I get what your saying. Its still not pratical for ME to have a baggy of kibble on me at all times. Most of my clothes dont have pockets and I dont have places to put it really unless I shoved it in the couch or something. I understand what your are saying though. I also dont reward for corrections. So if she is biting me, I say NO BITE, even if she lets go I dont treat or reward in anyway because she was doing something she wasn't supposed to in the first place. Instead during training I teach NO BITE and KISSES. I hold the treat in my hand and if she bites she doesn't get it. If she kisses she gets it. It has worked very well so far for my dog. It took time, but she has gotten much better and listens most of the time when we say no bite or kisses.


----------



## solinvictus (Oct 23, 2008)

"I get what your saying. Its still not pratical for ME to have a baggy of kibble on me at all times."

Thank you. Milla is over 4 months and has been in your home for enough time that you shouldn't really need to have kibble in a baggie for most house manners by now anyway. My advice was for those that are bringing in pups that don't know anything yet about living with their families. By now you would only need to have the reward available when actively having a training session teaching new skills which you did say you do.  Outside in a more distracting enviroment may likely be different as she is still young. 
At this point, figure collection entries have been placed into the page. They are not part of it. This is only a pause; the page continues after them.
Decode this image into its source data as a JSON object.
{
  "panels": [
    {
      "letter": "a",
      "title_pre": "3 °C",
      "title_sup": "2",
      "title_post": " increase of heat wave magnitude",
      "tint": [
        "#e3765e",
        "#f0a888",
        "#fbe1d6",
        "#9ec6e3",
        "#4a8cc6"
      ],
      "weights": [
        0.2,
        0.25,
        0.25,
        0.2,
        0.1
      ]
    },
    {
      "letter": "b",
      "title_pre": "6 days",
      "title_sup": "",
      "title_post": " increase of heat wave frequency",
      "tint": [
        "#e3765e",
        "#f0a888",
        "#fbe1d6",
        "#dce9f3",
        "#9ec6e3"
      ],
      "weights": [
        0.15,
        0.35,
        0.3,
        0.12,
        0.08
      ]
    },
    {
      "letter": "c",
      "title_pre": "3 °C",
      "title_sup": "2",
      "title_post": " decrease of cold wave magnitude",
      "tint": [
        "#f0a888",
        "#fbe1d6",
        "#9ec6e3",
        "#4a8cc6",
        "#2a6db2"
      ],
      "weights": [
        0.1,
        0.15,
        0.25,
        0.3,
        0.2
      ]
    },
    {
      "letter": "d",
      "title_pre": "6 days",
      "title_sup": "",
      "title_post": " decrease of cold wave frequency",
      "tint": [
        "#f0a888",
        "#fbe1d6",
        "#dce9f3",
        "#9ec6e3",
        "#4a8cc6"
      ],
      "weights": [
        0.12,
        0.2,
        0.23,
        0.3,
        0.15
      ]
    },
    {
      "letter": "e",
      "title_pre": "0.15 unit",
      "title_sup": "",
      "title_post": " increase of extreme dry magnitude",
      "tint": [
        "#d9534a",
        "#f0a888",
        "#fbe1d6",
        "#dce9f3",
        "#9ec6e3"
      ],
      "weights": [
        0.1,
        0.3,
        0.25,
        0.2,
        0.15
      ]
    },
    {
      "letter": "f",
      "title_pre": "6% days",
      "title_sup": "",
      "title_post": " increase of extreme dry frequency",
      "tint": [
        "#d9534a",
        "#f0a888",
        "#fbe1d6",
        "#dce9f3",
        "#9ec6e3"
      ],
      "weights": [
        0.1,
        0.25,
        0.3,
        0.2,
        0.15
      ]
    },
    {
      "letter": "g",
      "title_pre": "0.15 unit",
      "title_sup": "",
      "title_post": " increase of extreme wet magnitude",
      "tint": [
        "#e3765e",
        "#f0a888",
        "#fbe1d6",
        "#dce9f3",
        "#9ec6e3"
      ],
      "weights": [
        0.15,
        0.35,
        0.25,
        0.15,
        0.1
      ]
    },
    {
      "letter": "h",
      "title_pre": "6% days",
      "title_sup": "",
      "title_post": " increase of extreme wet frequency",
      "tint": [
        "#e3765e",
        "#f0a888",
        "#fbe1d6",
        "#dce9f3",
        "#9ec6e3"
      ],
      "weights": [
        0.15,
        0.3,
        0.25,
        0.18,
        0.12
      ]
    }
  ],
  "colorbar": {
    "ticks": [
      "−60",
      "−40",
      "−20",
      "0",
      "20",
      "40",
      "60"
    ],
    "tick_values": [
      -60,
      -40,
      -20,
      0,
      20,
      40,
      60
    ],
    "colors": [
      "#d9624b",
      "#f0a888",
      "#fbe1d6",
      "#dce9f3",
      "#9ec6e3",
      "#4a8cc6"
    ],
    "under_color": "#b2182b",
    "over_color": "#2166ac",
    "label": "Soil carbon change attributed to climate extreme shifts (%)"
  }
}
Seagoddess wrote: " I also dont reward for corrections." I might have missed it but I didn't see anyone suggest rewarding for corrections.


----------



## Seagodess (Dec 6, 2012)

> Seagoddess wrote: " I also dont reward for corrections." I might have missed it but I didn't see anyone suggest rewarding for corrections.


This was my answer to part of the OP.



> Any opinions on if i should be rewarding him every time he is corrected for things such as no bite, off, quiet ect?


----------



## solinvictus (Oct 23, 2008)

Seagoddess wrote:This was my answer to part of the OP.


Quote:
Any opinions on if i should be rewarding him every time he is corrected for things such as no bite, off, quiet ect? 

Thanks. I do believe I addressed it in an earlier post and then put it out of my mind. Silly me. I think I need some coffee.


----------